3. Dieser Hertzog von Bucquinkam ist von Ankunfft ein Edelmann / der in Franckreich die Sprachen / Ritterliche übungen / und sonderlich das Dantzen wol gelernet / daß er durch seine Höfligkeit / und wolständige Geberden deß Königs Gnade gewonnen / ja ihn gar / wie etliche gewolt / bezaubert / und zu unziemlichen Sachen gedienet haben sol. Nach und nach hat er es dahin gebracht / daß er Hertzog worden /und alle Regierungs Handel durch seine Hände gehen müssen.

4. Im Jahre 1623. hat er den alten König beschwätzet / daß er den Printzen von Galles seinen einigen Sohn / durch Frankreich in Hispanien mit ihm ziehen / und selbsten ümb die Spanische Jafantie[193] anwerben lassen / auf welcher Raise er über die dreymal hundert tausend Ducaten Beschenkung vergeudet / und ist so bald nicht wieder in Engeland angelanget / daß er verstehen müssen / wie alle Heuratshandlung sich wiederum zerschlagen / und hochbesagter Printz hernach das Frantzösische Fräulein Henrietta Maria jhme vermählen lassen.

5. Dieser Bucquinkam hasste von Jugend auf die Frantzosen / und schaffete in deß Königs Namen die Päbstischen Diener der Königin / zu raht gepflogner Heuratshandlugen / von Hof; brachte es auch dahin daß beede Kronen Franckreich und Engeland mit einander gebrochen und führet selbst ein mächtiges Schiff Heer / die Statt Rochelle / welche damals belägert / zu entsetzen / wurde aber auf der Insel de Ré spötlich geschlagen / mit verlust 6500. tapferer Soldaten. Dieser Schiffbruch kostete über 3. millionen Kronen / und wurde die Schuld alle diesem Admiral /oder Meer Herrn (wie man sagt Feld-Herrn) wegen Fahrlässigkeit beygemessen.

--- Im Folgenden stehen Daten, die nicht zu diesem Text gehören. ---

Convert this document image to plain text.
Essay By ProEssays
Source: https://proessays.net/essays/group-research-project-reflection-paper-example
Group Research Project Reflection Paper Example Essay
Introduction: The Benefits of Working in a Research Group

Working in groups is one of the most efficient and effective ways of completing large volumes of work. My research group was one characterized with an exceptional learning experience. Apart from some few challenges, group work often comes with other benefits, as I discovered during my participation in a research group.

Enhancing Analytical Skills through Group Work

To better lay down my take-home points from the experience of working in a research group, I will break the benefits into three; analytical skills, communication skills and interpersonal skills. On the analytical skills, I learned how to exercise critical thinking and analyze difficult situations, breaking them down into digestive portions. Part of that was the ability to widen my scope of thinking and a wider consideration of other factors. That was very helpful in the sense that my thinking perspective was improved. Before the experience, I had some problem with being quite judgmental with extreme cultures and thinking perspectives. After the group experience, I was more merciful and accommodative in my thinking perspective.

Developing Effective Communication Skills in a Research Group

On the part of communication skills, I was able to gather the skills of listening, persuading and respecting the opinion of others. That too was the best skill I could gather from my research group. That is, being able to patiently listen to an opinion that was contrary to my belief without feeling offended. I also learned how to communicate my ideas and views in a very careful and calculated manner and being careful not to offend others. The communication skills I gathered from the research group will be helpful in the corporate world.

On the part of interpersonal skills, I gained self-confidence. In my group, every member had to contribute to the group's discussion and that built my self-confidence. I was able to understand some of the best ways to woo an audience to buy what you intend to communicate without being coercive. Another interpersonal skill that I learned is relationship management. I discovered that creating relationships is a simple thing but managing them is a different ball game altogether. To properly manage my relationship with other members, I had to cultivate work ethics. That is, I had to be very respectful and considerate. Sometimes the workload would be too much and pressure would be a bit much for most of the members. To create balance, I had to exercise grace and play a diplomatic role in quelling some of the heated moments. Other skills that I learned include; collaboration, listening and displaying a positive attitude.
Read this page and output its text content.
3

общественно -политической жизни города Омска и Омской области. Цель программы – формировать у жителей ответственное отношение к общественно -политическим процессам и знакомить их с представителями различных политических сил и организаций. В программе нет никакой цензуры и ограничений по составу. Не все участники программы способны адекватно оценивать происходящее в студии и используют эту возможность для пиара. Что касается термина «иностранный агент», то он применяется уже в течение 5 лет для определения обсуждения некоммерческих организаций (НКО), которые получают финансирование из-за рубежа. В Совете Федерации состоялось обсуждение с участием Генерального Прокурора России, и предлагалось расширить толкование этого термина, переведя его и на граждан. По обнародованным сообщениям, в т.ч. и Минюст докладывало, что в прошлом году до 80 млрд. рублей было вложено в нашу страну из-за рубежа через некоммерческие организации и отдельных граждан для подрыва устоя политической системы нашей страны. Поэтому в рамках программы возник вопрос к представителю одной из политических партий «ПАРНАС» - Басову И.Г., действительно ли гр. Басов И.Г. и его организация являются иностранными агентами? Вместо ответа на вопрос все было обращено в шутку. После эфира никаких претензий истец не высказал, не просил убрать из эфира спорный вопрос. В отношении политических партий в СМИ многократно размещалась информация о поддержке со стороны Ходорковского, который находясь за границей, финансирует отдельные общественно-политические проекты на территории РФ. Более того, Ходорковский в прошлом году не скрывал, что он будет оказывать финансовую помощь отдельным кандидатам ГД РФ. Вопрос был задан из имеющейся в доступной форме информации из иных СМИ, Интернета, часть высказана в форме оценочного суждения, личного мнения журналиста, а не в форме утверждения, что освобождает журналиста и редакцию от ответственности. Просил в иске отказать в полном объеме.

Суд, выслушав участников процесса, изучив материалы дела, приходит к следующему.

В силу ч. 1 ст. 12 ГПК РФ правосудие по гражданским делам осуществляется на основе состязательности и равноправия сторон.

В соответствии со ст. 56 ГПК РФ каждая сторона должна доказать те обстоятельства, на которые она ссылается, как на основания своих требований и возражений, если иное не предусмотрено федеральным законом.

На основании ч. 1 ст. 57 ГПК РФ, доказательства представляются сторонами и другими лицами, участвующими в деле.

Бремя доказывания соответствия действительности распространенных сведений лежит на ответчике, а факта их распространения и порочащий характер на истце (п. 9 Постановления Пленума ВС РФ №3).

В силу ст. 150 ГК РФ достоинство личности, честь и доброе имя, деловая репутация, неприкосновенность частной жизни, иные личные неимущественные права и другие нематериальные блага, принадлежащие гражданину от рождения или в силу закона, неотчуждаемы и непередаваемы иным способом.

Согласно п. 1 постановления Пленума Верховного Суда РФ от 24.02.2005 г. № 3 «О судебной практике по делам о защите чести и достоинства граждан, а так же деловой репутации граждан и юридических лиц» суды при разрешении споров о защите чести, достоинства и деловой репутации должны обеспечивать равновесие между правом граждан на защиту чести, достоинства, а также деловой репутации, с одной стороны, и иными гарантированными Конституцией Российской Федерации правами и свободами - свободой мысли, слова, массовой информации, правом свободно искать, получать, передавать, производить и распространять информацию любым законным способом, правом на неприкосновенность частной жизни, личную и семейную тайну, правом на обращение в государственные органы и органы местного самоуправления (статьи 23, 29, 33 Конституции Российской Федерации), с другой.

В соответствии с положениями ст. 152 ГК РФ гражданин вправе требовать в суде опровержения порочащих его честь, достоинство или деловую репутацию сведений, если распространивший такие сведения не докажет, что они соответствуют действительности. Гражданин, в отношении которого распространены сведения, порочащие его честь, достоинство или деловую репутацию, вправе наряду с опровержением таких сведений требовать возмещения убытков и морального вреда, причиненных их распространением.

6. Das Parlament beklagte ferners diesen Hertzog bey dem König / daß er / wieder wolhergebrachte Freyheit das Volck mit Schatzungen beschwerte /Werbungen und Musterplätze anstellte / und fremde Besatzungen / oder ja derselben Befehlhabere / in die Schiffhäfen verordnete / und daß er so wol zu Friedens- als Kriegszeiten alles nach seinem Kopf richtete / ohne des Königs wissen und willen. Er wurde auch angeklagt wegen der begangenen groben Fehler für Rochella / dahin er allen Vorraht auß den Englischen Festungen bringen / und theils Pulver üm geringes Geld verkauffen lassen / welches hernach üm doppelten Wehrt wieder geschaffet werden müssen.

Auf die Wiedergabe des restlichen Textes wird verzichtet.